Es cada vez más raro oír voces individualizadas y conscientes de su individuación. Abundan las inconscientes, la pura chifladura, pero suelen ser efímeras. Como los locos, aquellos que osan tener voz propia, viven aislados. Son unánimemente atacados por la voz colectiva, gregaria y niveladora, aunque siempre hay un pequeño grupo de seguidores que les da su aliento. Lo que atrae de esas voces aisladas (a veces recluidas en celdas de aislamiento) no es tanto el contenido concreto de lo que dicen como su misma afirmación individual. Al escuchar esas voces solitarias reconocemos, por contraste, la tremenda extensión homogénea de la voz colectiva, el desierto de lo convencional, de lo que paga. Comprendemos entonces que el monólogo es lo propio de la colectividad, no del solitario. Uno de estos escritores-en-su-isla es Gabriel Albiac, tan odiado por muchos (peor que odiado: despreciado, burlado, befado), como admirado por otros. Acaba de editar un Diccionario de adioses en Seix Barral, a partir de sus artículos periodísticos. Se puede disentir de lo que expone, pero la argumentación siempre tiene pericia de esgrimidor. Y música. He aquí un buen intérprete. Sviatoslav Richter tiene un disco dedicado a piezas de salón de Tchaikovsky, una música trivial, pero a la que el gran pianista dota de un dramatismo que parece ascender del infierno. Quedan ya muy pocos escritores que nos interesen por su música. Sobre todo si es fáustica. Albiac, especialista en Spinoza, es fáustico. En el libro de Albiac hay dos secciones que no tienen desperdicio.
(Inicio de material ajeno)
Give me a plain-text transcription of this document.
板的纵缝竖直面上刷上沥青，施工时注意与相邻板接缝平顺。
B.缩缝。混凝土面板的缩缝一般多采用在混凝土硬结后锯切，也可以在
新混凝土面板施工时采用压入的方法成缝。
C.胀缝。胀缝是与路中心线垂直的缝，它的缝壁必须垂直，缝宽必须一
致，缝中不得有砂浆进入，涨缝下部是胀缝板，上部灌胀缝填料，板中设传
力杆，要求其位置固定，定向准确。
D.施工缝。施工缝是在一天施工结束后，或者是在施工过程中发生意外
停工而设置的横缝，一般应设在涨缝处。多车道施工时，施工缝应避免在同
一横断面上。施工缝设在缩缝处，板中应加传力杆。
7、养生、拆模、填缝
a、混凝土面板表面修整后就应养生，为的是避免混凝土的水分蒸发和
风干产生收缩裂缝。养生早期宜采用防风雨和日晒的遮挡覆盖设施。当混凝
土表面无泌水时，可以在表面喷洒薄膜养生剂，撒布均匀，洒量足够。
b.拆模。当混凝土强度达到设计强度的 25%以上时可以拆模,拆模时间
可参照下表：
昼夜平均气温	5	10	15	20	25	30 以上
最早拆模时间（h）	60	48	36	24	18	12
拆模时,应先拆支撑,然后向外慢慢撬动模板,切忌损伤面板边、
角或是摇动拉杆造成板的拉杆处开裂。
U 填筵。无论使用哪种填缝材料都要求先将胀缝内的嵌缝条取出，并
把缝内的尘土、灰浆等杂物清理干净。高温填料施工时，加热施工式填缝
La dedicada a los nacionalistas con el subtítulo de “Idénticos” y la dedicada a los antisemitas con el subtítulo de “Judeofobia”. Albiac es uno de los escasísimos publicistas españoles que no teme hablar claro contra el terror islámico sin excusas humanitarias y piadosas. Alguien a quien es difícil imaginar en una mesa para la “Alianza de civilizaciones”. Sólo por eso ya vale la pena. La música de Albiac es, en ocasiones, la de la gran épica social ochocentista. Les copio un párrafo:

“Ser anticapitalista no es nada. Anticapitalista puede definir un proyecto de futuro: utópico o no. Anticapitalista puede definir un reaccionario proyecto de retorno al más oscuro feudalismo: el de los espadones Castro o Chávez, el de los teócratas Bin Laden, Arafat o Yasín. Nostalgia de lo peor: socialismo feudal, “agua bendita con que el clérigo consagra el despecho aristocrático”. Hoy, Marx lo llamaría “socialismo coránico”. O bien, demencia: es más sencillo, y no menos preciso”.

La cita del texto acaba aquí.